There were nine finalists with a range of pitches from a castration knife handle, software for truck drivers, pig trap, floating water level sensor, software and apps.
“I loved it, the thing I liked about it, it was so diverse in every respect,” Mr Slattery said.
“You had businesses that were really early on in their cycle, that were at the product end and were expanding ….an incredibly safe low-cost castration device and artificial intelligence data lag that they are going to use in the beef industry … you couldn’t get more diverse.”
While there was only one winner, a number of the finalists saw direct investment from the judges.
Mr Slattery pledged to donate $12,000 to Rob Stewart’s castration knife handle product – and doesn’t expect anything in the return.
“That device, I hate to think how many people get injured by it,” Mr Slattery said.
“They both walked away with the result in the end … I’m just happy to support him.”
The founder behind many telecommunication and IT companies, Mr Slattery is a busy man.
He doesn’t participate in a lot of judging events but when he got the call up for Beef 2021, he couldn’t say no.
Former government minister Kate Jones, who now works for Mr Slattery, told him “you are never too big for your home town”.
“For me it’s not something I normally do (judging), so I was really excited to come back to my hometown,” he said.
“I was petrified to be quite honest because I knew we would be given such a diverse range of ideas.
“I thought, I hope I don’t mess this up.”
Getting the chance to speak with the finalists, judges and guests at the event, Mr Slattery said it was great to be able to connect with everyone.
His proud parents were among the crowd at the event.
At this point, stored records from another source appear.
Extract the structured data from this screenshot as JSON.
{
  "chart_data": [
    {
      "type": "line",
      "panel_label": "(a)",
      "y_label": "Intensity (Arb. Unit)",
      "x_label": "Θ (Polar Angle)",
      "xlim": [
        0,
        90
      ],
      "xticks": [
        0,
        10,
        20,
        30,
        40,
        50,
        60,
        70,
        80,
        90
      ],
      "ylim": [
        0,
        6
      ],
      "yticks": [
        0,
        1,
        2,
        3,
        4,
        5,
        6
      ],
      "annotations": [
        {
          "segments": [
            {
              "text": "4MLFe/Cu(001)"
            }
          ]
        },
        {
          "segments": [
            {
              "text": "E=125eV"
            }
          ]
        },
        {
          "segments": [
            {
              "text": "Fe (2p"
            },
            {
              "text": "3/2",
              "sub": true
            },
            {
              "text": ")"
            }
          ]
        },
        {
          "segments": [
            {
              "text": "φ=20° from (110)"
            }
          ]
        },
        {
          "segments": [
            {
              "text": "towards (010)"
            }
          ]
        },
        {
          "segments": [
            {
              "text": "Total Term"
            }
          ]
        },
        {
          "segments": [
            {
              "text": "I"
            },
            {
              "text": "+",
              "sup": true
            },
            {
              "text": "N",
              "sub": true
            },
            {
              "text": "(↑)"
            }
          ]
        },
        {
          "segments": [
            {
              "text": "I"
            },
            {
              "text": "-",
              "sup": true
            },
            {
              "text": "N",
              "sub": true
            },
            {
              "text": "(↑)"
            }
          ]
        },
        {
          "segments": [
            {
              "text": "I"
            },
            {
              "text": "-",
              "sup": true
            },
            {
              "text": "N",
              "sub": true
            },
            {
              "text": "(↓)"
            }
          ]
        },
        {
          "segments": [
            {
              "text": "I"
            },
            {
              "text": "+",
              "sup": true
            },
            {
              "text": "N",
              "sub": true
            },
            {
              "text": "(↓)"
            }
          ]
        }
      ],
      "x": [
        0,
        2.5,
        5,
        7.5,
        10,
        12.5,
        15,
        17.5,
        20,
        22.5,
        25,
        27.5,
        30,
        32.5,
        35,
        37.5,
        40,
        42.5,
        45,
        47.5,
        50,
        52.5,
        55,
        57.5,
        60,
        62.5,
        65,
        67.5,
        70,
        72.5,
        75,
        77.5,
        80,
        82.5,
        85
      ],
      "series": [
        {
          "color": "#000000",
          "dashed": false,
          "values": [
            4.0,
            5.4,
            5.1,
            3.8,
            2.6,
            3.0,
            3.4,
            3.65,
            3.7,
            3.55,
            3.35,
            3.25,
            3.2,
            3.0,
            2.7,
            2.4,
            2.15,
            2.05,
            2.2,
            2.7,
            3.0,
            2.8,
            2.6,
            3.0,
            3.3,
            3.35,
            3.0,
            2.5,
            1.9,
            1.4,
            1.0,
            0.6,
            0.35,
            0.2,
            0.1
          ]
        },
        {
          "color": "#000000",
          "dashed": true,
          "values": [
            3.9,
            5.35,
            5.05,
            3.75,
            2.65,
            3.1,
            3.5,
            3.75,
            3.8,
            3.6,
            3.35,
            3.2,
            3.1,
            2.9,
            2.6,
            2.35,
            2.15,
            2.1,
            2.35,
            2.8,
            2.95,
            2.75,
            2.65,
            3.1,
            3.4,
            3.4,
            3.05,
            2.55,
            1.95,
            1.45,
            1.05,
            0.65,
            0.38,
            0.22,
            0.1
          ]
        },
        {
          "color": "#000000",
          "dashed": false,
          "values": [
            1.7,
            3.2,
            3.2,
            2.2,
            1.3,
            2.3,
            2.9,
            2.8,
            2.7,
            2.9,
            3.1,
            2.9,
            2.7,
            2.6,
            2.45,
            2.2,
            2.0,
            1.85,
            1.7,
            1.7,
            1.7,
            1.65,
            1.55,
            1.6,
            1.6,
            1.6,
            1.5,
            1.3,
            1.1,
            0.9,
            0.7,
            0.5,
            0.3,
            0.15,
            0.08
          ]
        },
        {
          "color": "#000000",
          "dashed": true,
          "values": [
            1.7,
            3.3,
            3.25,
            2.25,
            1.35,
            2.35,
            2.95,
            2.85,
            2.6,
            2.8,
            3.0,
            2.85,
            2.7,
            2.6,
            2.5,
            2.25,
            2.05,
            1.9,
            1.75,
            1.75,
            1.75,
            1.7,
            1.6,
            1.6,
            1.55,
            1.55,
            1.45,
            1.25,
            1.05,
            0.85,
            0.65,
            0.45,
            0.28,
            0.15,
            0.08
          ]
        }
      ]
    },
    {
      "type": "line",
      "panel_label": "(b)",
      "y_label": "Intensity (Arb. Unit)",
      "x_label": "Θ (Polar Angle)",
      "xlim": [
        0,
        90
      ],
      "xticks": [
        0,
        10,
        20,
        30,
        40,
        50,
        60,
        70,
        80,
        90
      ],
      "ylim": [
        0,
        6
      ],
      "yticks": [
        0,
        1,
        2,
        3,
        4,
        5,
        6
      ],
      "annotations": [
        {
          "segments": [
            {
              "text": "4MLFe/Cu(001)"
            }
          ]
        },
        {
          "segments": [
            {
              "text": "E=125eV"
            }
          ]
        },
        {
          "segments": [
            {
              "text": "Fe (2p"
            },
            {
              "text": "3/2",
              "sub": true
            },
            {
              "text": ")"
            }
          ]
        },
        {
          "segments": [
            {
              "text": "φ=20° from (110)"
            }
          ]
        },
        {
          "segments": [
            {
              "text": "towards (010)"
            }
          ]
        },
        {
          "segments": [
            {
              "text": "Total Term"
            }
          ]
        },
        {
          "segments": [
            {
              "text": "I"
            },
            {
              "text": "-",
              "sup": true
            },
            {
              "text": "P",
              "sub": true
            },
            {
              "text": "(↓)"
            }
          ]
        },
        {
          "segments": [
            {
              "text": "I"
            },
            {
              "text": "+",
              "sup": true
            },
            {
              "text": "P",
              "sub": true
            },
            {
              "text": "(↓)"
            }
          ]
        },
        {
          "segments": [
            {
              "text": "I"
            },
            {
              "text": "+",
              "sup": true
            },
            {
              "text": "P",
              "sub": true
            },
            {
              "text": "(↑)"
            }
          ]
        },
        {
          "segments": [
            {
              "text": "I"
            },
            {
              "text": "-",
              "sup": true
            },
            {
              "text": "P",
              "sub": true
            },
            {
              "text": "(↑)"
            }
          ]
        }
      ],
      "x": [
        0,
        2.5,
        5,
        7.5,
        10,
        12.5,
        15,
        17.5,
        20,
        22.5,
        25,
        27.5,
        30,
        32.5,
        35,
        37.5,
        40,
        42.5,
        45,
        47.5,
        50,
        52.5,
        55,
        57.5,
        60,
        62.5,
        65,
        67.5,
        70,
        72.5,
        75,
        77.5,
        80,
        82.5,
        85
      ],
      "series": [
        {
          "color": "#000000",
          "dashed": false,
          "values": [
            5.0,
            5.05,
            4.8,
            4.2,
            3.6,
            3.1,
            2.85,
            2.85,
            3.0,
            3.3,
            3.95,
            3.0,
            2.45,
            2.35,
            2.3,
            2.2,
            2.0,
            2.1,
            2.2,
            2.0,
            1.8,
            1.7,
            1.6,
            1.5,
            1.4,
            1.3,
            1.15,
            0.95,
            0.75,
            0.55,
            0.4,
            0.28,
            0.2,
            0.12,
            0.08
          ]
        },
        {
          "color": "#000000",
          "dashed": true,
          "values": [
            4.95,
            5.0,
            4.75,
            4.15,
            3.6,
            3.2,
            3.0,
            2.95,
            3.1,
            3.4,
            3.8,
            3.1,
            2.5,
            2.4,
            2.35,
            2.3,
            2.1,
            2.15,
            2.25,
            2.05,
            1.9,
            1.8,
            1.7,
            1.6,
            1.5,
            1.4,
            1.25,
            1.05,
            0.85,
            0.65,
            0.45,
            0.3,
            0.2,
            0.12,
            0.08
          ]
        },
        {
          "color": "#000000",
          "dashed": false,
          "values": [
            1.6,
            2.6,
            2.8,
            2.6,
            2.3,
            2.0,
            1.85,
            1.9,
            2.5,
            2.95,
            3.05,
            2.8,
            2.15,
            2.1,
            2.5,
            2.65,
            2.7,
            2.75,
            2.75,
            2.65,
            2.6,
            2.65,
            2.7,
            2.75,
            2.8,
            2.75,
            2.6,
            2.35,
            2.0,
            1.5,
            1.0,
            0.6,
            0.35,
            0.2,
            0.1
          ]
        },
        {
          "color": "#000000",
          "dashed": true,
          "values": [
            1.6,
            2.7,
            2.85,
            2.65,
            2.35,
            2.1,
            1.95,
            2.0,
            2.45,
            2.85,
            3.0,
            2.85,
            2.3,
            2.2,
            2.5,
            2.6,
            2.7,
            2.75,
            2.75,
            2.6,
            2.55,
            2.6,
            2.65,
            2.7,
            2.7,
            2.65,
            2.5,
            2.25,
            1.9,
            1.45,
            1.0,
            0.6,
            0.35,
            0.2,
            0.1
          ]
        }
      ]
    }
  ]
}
“Often when I come here, it is to do things with family … but I really have enjoyed the time I have spent at Beef Week,” he said.
He has promised to come home more often.
“I am really going to start coming back for local events like this,” he said.
“Whether I have the opportunity to meet business people or entrepreneurs, where I can just be in a community of people that are just trying to make a difference.
“I am glad to be back and committed to come back for more of these kind of events.”
Beef Australia 2024 is already marked on his calendar.
“It’s so unique, Beef Week always has been,” he said.
“It’s so good for the economy and community, it’s a great vibe and I love to be involved in it and I will be back in three years’ time.”